Count the echo's round trip: the character you see was echoed by the remote application, a full RTT later — why typing over a slow link feels the way it does. Every hop in this trace names a piece of machinery from §7.1–§7.3; reproducing it is the synthesis answer for this lesson.

7.7 rlogin vs telnet vs ssh — the protocol family table

Criterionrlogintelnetssh
scopeUnix↔Unix onlyany↔any (NVT abstraction)any↔any
option negotiationnone — fixed assumptionselaborate (WILL/WONT/DO/DONT)key/cipher negotiation
encryptionnone — cleartextnone — cleartexteverything encrypted
authentication.rhosts address trust / passwordpassword (cleartext!)keys, passwords (encrypted), agent
server-side pty architectureyesyesidentical — the lesson's diagram unchanged
port5132322
statusmuseummuseum (still a debugging tool)the living descendant

The table's moral, worth stating: the security layer was replaced wholesale; the terminal architecture — raw client, server splicing socket↔pty-master, line discipline at the slave — survived intact from rlogin to ssh. Architecture outlives protocols.

7.8 Structuring the RPC answer — semantics under each failure

The §7.4 taxonomy becomes a full-marks answer when arranged as a matrix — failure × retry policy:

Failure momentClient retries (at-least-once)Client gives up (at-most-once flavour)
request lost in networkexecutes once — correctexecutes zero times
server crashed before executingexecutes once — correctzero times
server crashed after executingexecutes twiceonce
reply lostexecutes twiceonce (but client doesn't know!)
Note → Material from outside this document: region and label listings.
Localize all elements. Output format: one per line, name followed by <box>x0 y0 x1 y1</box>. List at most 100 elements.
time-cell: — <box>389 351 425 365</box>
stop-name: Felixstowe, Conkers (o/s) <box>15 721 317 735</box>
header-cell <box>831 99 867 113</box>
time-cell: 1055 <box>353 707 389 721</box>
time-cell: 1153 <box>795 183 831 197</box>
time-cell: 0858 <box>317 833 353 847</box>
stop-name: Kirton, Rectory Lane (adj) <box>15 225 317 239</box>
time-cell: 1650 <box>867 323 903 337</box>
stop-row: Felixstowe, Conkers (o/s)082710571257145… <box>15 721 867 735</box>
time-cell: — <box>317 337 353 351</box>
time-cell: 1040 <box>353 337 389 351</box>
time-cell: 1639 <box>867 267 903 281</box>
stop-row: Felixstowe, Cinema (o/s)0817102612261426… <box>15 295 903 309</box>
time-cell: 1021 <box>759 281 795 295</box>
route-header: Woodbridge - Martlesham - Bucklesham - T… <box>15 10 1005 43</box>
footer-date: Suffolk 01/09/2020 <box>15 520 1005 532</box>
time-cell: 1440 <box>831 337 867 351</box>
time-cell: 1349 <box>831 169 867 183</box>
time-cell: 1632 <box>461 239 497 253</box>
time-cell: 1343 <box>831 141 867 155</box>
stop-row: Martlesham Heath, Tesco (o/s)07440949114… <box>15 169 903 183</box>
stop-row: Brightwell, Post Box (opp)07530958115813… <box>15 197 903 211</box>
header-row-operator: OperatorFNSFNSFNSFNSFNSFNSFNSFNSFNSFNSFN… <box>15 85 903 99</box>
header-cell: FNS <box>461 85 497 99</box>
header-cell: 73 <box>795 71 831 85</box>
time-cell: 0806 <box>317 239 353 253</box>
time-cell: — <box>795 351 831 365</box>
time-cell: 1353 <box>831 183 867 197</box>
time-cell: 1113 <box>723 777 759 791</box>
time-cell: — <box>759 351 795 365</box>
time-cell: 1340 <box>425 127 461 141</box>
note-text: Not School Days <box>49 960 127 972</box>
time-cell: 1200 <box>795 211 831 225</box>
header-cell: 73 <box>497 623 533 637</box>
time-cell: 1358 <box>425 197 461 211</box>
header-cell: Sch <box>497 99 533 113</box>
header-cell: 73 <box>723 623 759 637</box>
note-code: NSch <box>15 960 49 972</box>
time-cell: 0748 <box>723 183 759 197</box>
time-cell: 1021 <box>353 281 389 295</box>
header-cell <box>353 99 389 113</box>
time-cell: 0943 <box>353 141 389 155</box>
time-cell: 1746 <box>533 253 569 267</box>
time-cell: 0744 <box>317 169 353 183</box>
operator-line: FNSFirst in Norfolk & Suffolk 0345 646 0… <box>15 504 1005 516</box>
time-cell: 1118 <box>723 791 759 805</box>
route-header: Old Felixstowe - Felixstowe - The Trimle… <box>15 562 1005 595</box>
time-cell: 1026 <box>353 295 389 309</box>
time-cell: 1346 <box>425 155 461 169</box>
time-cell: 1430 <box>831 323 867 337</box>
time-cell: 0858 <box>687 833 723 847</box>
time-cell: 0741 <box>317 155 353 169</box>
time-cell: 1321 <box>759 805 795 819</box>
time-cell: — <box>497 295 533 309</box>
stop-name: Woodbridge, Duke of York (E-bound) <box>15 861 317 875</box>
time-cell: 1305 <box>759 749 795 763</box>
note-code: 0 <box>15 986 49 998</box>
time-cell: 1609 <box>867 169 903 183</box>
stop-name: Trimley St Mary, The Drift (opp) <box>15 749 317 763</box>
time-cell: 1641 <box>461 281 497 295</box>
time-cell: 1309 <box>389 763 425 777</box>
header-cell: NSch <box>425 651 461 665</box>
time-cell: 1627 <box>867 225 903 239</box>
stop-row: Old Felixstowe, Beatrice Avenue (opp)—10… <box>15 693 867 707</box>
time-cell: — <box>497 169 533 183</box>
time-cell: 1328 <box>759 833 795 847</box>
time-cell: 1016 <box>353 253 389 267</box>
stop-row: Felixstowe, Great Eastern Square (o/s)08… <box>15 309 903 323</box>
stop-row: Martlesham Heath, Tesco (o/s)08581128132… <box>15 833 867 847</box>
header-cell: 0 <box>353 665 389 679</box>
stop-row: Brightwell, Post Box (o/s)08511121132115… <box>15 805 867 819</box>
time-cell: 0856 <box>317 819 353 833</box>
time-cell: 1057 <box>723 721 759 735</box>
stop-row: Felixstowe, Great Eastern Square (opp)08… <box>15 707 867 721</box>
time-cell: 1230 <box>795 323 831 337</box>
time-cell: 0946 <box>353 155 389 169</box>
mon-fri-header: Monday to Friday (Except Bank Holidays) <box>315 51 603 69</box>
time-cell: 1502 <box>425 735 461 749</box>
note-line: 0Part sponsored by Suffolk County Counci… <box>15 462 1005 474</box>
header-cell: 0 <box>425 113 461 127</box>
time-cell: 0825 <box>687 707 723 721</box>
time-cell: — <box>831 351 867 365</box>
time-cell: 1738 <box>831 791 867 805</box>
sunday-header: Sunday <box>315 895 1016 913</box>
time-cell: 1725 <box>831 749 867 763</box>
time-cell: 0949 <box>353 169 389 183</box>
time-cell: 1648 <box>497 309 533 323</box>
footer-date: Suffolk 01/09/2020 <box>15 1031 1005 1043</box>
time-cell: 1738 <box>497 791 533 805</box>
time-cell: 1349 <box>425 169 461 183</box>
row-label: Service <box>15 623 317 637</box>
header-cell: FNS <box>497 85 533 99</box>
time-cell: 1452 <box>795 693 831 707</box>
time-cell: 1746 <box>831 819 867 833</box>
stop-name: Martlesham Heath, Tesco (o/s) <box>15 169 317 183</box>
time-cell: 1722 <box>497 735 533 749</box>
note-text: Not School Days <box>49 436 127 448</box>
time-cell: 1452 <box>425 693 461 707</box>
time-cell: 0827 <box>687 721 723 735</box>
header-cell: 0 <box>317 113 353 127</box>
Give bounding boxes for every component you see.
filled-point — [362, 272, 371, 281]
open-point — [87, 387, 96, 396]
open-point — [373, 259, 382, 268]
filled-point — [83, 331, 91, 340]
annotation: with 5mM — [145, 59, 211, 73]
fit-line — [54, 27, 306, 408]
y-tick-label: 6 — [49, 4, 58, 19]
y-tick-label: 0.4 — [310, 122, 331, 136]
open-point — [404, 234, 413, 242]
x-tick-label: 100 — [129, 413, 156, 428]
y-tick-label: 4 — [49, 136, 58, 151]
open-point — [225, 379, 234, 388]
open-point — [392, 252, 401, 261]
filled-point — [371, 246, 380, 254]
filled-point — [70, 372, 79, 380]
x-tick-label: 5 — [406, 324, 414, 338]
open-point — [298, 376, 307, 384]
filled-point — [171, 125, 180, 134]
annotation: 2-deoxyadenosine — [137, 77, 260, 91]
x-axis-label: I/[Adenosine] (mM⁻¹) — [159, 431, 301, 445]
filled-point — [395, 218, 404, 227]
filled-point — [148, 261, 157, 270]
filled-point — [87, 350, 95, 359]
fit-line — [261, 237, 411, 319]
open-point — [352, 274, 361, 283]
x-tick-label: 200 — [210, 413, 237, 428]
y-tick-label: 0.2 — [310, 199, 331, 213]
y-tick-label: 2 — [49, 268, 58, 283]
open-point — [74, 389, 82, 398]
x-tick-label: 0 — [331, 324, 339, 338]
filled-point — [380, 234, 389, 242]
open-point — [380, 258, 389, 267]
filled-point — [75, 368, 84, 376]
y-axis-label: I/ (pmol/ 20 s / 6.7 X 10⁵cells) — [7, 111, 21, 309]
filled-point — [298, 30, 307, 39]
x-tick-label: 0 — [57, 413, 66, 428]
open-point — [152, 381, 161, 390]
The two ⚠ cells are the whole argument: the client cannot distinguish "request never arrived" from "reply never returned", so blind retry risks re-execution — harmless for idempotent operations (read block N of a file), catastrophic for non-idempotent ones (append; debit ₹500). At-most-once implementations therefore carry request IDs + a server-side duplicate-reply cache; exactly-once under crashes would additionally require the server to make "execute + record" atomic across reboots — which is why it's described as unattainable in general. Define idempotent, give one example of each kind, and place them in this matrix: that is the complete expected answer.

Exam pointers

  • "What does the terminal line discipline do? Distinguish canonical, raw and cbreak modes" — the §7.1 list + table; add which flag bits (ICANON, ECHO, ISIG) §7.5 clears for each property.
  • "What is a pseudo-terminal? How does it enable remote login?" — the master/slave pair, who sits where (diagram), then the server-setup call sequence; name three non-login users of ptys (xterm, script, tmux/expect).
  • "Explain RPC transparency issues" — the §7.4 table for breadth, the §7.8 matrix for the semantics question; always define idempotence — it's the hinge of the marking scheme.
  • "How does the rlogin server flush output urgently?" — the 0x02-command-in-urgent-data mechanism, and why OOB: the command must overtake a pipe full of normal output.

Check yourself

  1. In the keystroke trace of §7.6, which component performs echo when running a canonical-mode shell remotely — and what would double-echo indicate?
  2. Why must the client be raw while the slave may be in any mode? Who decides the slave's mode?
  3. A program wants to drive an interactive password prompt of another program. Why does a pipe fail where a pty succeeds? (What does the driven program check on its stdin?)
  4. Classify: NFS read-block, DNS query, bank transfer, "append line to log". Which retry policy suits each, and why?
  5. ssh keeps rlogin's architecture but added one byte-stream complication: everything is encrypted, including window-size messages. Where in the §7.6 path must encryption/decryption sit?